An 8-week-old male infant with cutaneous mass and consumption coagulopathy

Prepared by................... Pimlak Charoenkwan, M.D.
Chulabhorn Pruksachatkunakorn, M.D.
CC : Rreferred from a community hospital with hemangioma of left leg and thrombocytopenia
PI : The patient has had redness and swelling of left leg since birth. He was admitted to a community hospital where the lesion was suspected as a result of birth injury. He was given intravenous antibiotics for 2 weeks to treat as cellulitis. Initially the swelling partially resolved but later worsened. PTT was prolonged at that time. Platelet count was 13,000. He was given vitamin K and cloxacillin. Because of the persistent redness and swelling, a diagnosis of hemangioma was suspected and he was transferred to Maharaj Nakhorn Chiang Mai Hospital.
PH : The patient was born at term. Additional history is not available.
Significant PE

Vital signs: T 37.4C PR 130/min RR 36/min BP 87/40 mmHg
Weight 6,150g Length 55cm OFC 39.5 cm
GA: A male infant, active
HEENT: not pale, no icteric sclera
Lymph nodes: not palpable
Heart: regular, normal S1,S2, no murmur
Lungs: clear, no adventitious sounds
Abdomen: liver 1 cm below right costal margin
Ext: left hip in abduction position, decreased movement of left leg
Skin: large, well-circumscribed violaceous indurated plaques, fixed to overlying and underlying skin and soft tissue below left knee (Figure 1,2), two ill-defined bluish firm mass, 1.5 cm in diameter at left inguinal area

Laboratory investigations:
CBC: Hb 8.4 g%, Hct 25%, WBC 10,400/cu.mm.(N52%, L24%, M24%)
Plt 13,000/cu.mm.
PBS: normochromic normocytic, a few fragmented RBC, decreased number of platelets
PT>200 (control 11.2), INR>10, PTT>200 (control 27.5)
Fibrinogen: 57 mg% (normal 220-320 mg%)
D-dimer 1 ng/mL(normal< 0.5 ng/mL)
U/S liver: no hemangioma
Skin biopsy (performed prior to referral): increased vascular channels on superficial dermis

Problem list:
1. Enlarging cutaneous mass since birth (differential diagnosis of hemangioma or vascular tumor)
2. Consumption coagulopathy

Diagnosis:
Kasabach-Merritt syndrome

Treatment:
1. Specific treatment (given stepwise according to the response):
-prednisolone 4 mg/kg/day
-pulse methylprednisolone
-chemotherapy: vincristine
2. Supportive treatment: Cryoprecipitate and platelet transfusions
3. Monitor clinical progression, and close observance for DIC: hematological parameters (Hb, Plt count, fibrinogen, FDP, D-dimer)
Kasabach-Merritt syndrome
This syndrome is a combination of a rapidly enlarging vascular anomaly, thrombocytopenia, microangiopathic hemolytic anemia, and an acute or chronic consumption coagulopathy.

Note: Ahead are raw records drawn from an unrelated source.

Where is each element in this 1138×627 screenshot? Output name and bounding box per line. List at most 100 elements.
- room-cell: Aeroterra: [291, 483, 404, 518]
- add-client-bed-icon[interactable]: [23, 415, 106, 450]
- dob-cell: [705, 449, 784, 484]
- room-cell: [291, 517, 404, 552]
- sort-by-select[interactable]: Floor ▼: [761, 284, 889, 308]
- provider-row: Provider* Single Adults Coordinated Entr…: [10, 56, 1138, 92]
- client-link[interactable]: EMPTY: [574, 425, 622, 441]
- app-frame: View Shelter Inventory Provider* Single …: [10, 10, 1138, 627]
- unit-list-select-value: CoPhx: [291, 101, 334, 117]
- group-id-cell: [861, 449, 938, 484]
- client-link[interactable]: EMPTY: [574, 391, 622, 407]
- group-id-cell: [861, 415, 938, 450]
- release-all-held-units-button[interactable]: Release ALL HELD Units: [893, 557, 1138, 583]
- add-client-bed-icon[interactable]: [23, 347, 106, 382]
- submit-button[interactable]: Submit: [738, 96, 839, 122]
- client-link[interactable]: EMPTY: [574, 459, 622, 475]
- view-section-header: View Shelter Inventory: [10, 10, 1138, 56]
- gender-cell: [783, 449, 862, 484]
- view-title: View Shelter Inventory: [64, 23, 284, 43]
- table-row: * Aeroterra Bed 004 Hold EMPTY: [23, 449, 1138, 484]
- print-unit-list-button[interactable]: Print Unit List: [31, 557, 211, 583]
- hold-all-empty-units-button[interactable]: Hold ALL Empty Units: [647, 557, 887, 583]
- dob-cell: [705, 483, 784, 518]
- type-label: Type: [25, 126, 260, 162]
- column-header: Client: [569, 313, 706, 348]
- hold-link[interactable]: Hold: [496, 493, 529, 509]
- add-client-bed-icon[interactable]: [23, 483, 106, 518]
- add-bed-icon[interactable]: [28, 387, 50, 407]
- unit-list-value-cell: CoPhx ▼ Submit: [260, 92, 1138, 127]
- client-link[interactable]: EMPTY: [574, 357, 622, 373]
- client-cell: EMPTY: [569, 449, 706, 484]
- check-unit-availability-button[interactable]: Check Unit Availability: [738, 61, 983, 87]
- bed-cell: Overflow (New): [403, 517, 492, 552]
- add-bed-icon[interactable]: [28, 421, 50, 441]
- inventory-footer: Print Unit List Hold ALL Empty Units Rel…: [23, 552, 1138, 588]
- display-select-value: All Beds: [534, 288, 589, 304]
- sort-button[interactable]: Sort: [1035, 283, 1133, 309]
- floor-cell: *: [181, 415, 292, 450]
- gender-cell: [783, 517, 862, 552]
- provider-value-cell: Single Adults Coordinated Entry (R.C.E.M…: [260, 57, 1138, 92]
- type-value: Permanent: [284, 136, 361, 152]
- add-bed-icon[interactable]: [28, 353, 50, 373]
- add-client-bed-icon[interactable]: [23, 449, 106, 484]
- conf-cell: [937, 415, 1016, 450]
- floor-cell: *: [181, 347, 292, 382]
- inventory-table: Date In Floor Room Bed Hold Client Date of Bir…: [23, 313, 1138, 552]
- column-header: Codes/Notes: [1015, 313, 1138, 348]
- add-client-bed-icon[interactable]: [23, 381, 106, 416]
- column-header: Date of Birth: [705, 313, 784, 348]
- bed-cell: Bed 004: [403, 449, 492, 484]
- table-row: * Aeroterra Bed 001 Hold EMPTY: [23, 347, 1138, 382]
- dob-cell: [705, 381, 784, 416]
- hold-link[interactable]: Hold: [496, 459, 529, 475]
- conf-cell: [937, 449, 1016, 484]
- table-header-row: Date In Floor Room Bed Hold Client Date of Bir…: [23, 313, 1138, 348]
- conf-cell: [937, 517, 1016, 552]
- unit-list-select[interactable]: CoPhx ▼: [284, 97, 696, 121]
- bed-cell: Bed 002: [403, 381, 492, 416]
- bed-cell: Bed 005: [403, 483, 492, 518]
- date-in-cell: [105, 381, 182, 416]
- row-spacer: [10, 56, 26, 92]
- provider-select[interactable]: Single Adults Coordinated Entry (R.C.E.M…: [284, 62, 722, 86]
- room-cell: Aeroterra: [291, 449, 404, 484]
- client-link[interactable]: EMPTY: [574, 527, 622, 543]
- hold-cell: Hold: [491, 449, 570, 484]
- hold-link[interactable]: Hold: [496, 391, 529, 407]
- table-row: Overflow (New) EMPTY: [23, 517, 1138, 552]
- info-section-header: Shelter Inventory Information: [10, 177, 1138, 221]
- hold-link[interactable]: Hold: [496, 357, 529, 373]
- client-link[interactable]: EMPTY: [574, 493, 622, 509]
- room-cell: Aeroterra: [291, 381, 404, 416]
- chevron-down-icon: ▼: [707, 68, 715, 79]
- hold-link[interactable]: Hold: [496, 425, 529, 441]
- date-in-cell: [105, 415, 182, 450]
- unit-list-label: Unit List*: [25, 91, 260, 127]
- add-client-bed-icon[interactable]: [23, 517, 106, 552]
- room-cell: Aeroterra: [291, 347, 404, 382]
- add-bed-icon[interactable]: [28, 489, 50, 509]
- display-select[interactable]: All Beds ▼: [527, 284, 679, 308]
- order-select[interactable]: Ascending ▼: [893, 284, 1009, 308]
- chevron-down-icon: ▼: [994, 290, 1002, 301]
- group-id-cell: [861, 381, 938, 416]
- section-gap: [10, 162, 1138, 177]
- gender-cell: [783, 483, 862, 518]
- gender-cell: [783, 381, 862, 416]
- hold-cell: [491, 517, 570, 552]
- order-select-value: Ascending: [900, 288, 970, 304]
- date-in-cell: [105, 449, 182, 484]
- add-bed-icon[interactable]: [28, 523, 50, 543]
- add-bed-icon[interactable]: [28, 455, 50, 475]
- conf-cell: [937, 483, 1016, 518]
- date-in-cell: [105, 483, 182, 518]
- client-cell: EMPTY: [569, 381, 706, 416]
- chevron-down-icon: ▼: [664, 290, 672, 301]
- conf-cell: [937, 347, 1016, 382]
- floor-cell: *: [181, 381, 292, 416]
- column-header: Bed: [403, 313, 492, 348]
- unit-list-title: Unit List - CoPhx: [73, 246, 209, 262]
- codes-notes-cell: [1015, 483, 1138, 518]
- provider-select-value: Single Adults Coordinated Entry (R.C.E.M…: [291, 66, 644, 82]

The vascular lesion has been presumed to be a hemangioma but alternatively may be a tufted angioma or a kaposiform hemangioendothelioma with lymphatic-like vessels. The clinical manifestations are usually evident during early infancy, but the onset occasionally is later. The associated platelet defect may lead to precipitous hemorrhage accompanied by ecchymosis, petechiae and a rapid increase in size of the vascular lesion. Severe anemia as a result of hemorrhage or microangiopathic hemolysis may ensue. The platelet count is depressed, but the bone marrow contains increased numbers of normal or immature megakaryocytes. The thrombocytopenia has been attributed to sequestration or increased destruction of platelets within the hemangioma. Hypofibrinogenemia and decreased levels of consumable clotting factors are relatively common. Treatment includes management of thrombocytopenia, anemia and consumptive coagulopathy by administering platelets and by transfusion of red blood cells and fresh frozen plasma. Heparinization is controversial but has benefited some patients when combined with transfusions, Arteriovenous shunts in large lesions may produce high-output heart failure requiring digitalization. Treatment of these lesions includes systemic steroids, embolization, radiation therapy, aminocaproic acid (inhibit fibrinolysis), cyclophosphamide, pentoxifylline, or recombinant IFN-alpha, which may inhibit proliferation of endothelial and smooth muscle cells. The mortality rate is 20-30%. (from Nelson Textbook of Pediatrics 16th ed. p.1977)
Suggested readings:
Hall W. Kasabach-Merritt syndrome: pathogenesis and management. Br J Haematol 2001;112:851-62.
Powell J. Update on hemangiomas and vascular malformations. Curr Opin Pediatr 1999;11:457-63.